Looking to the canon of humanistic psychology, I found that Carl Rogers stands out on the topic of ‘presence.’ Rogers made it his life’s work to outline the characteristics of a ‘helping relationship,’ because he believed that human beings can best evolve their potential in relationship– or what we might today call a mentoring or coaching relationship.
It’s fascinating to hear the echoes of Rogers’ beliefs in current definitions of leadership. Hay Group defines a visionary leader as one who “through empathy and clarity [is] able to move people toward shared dreams.”
Still, how do we actually do this empathy and presence thing? What does it actually look like when a team member stops me in the hall wanting my presence as I’m rushing to a meeting?
I searched more to find that one of Carl Rogers’ doctoral students, Marshall Rosenberg, made it his life’s work to develop a communication model that supports presence. He came up with types of responses that block presence or empathy in the moment.

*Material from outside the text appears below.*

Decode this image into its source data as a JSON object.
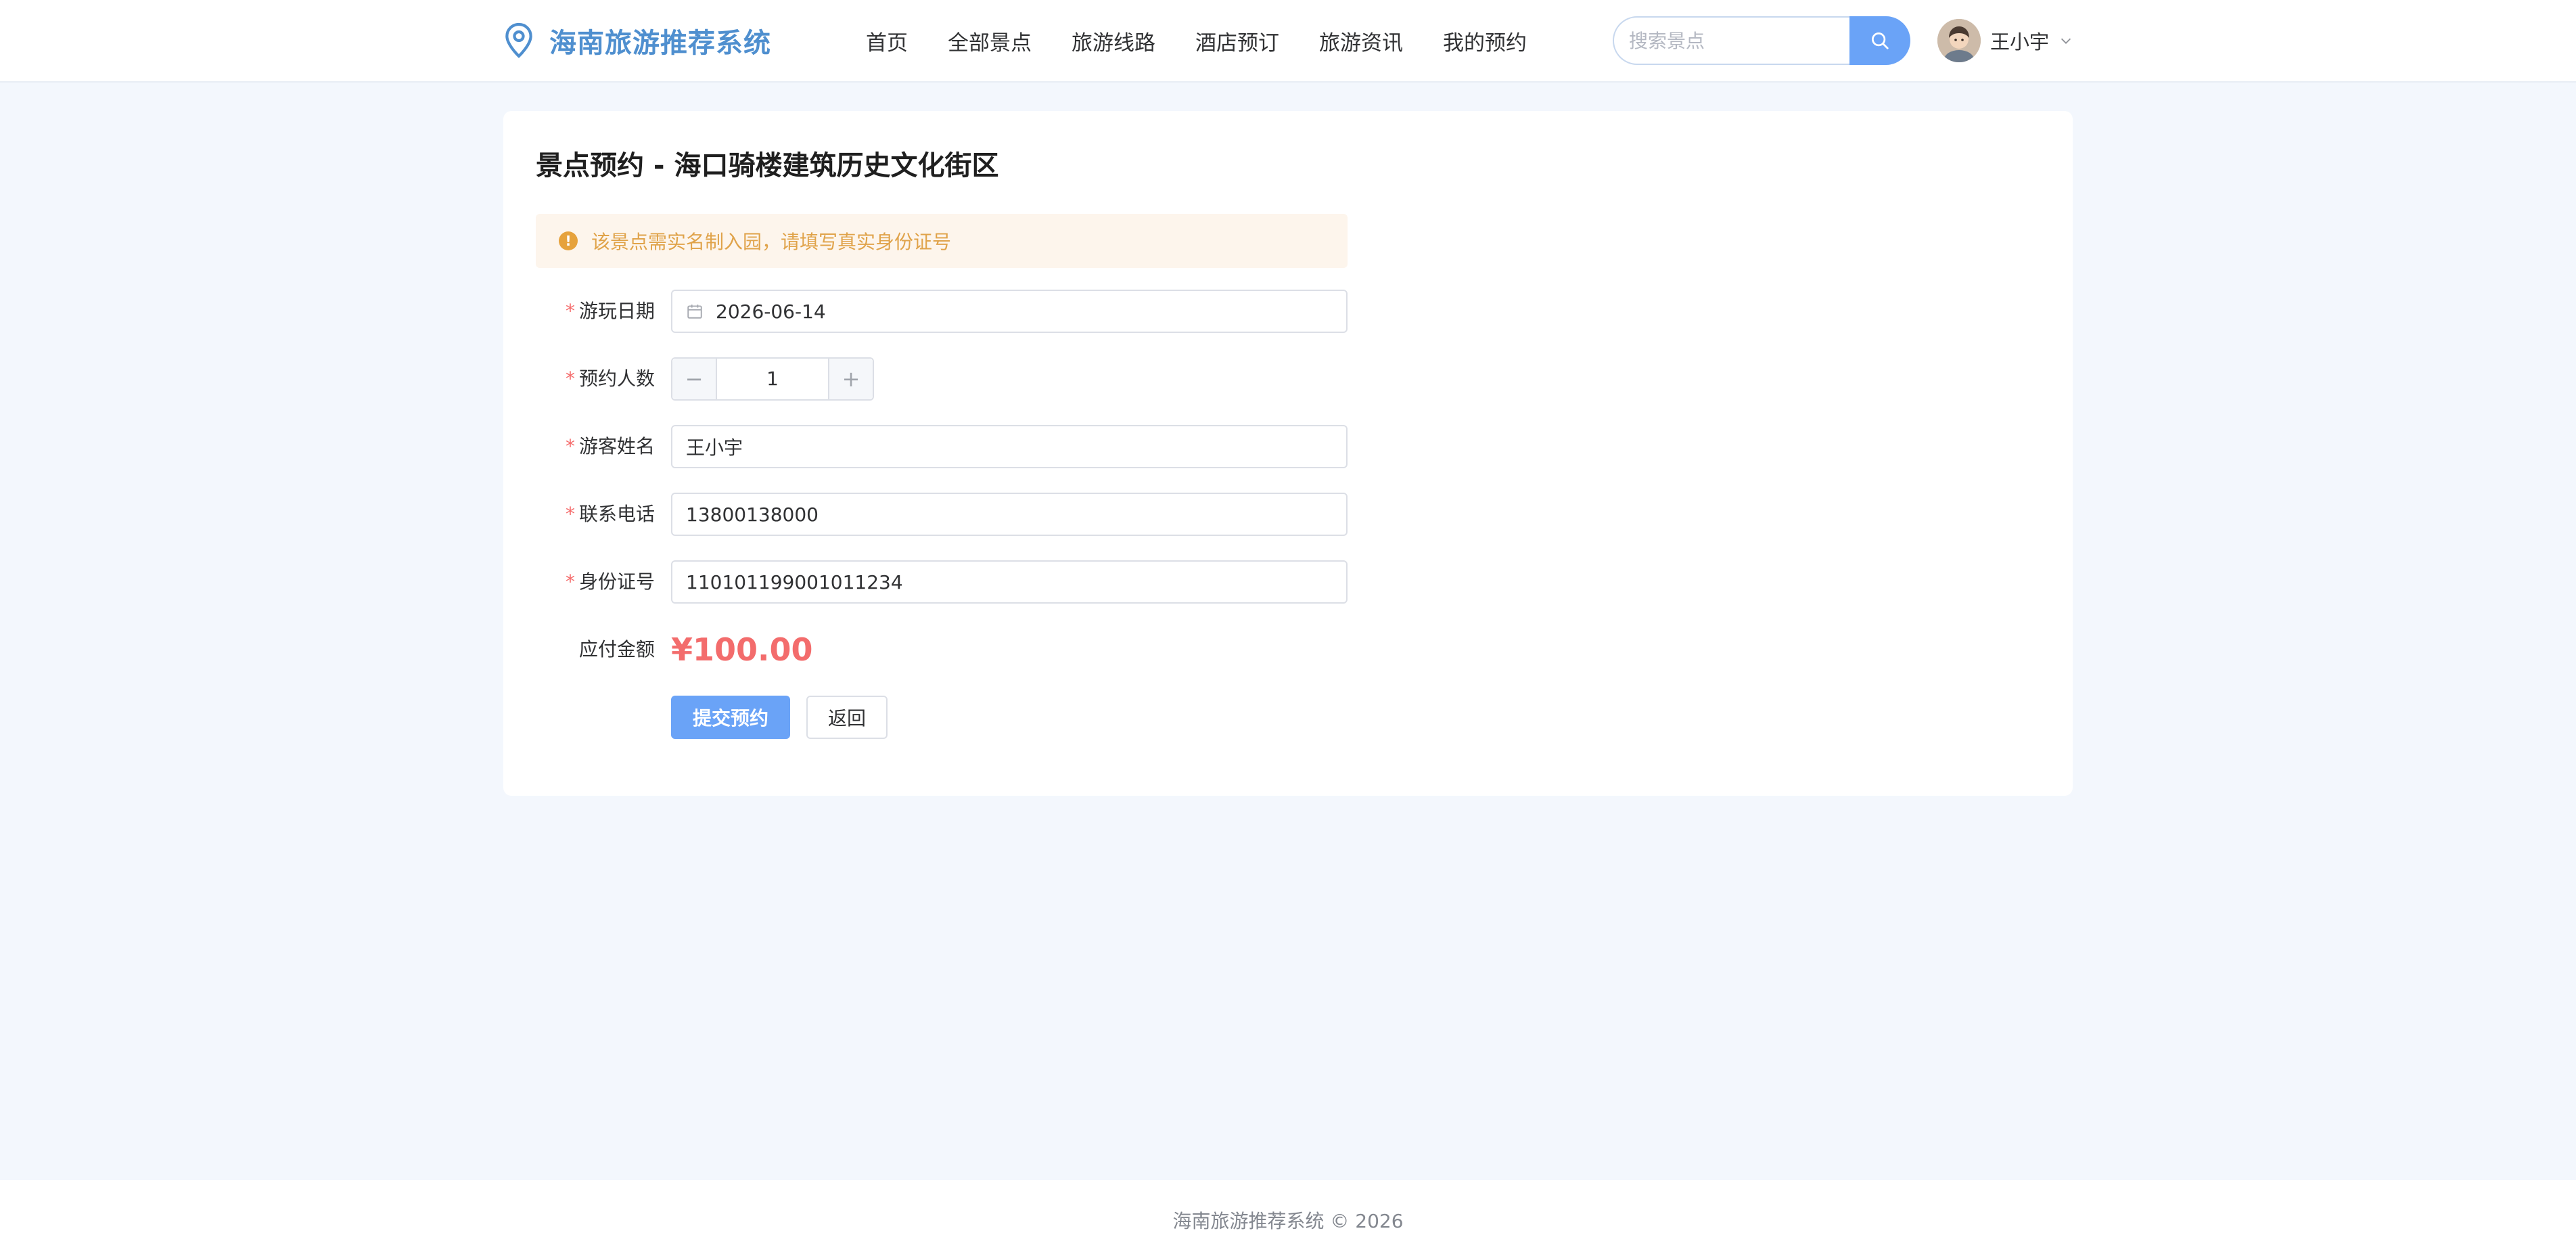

So if someone comes to your office with a concern, here are five things you can say to block presence:
- “This is what you should do …” – Advising
- “Here’s what I think …” – Advising
- “That’s not so bad, look at the bright side.” – Consoling
- “Be grateful for what you have.” – Educating
- “Someone else was in this situation and they knew how to handle it.” – One-upping
While these types of statements have their appropriate applications, they pull the recipient away from their own experience and focus their attention on someone else’s thoughts or interpretations about their situation and what they should do about it.
In contrast, as leaders, we can ignite change in our people by inviting them to pause in the moment and connect with their own experience. The following five questions enable the recipient to pause and gain their own clarity:
- “How do you feel about it?”
- “What concerns does this bring up for you?”
- “What outcome do you most want?”
- “What’s most challenging for you about this?”
- “Is this important to you because you really value ___?”
This type of pausing to support someone in self-connection might seem very different from our accustomed leadership actions like providing firm direction, swiftly making decisions, and pushing people to their best through clearly set standards.
But what if it’s not just our company or project goals we are trying to evolve? What if we are trying to support our people in evolving themselves to their highest potential?
The great irony that Rogers pointed out is that when it comes to helping to evolve people, being present without trying to change the person or the situation is what most swiftly leads to change.
So if part of leadership is about helping our team members evolve into their full potential, and we wish to facilitate change, then maybe presence does have a place in the leadership toolkit.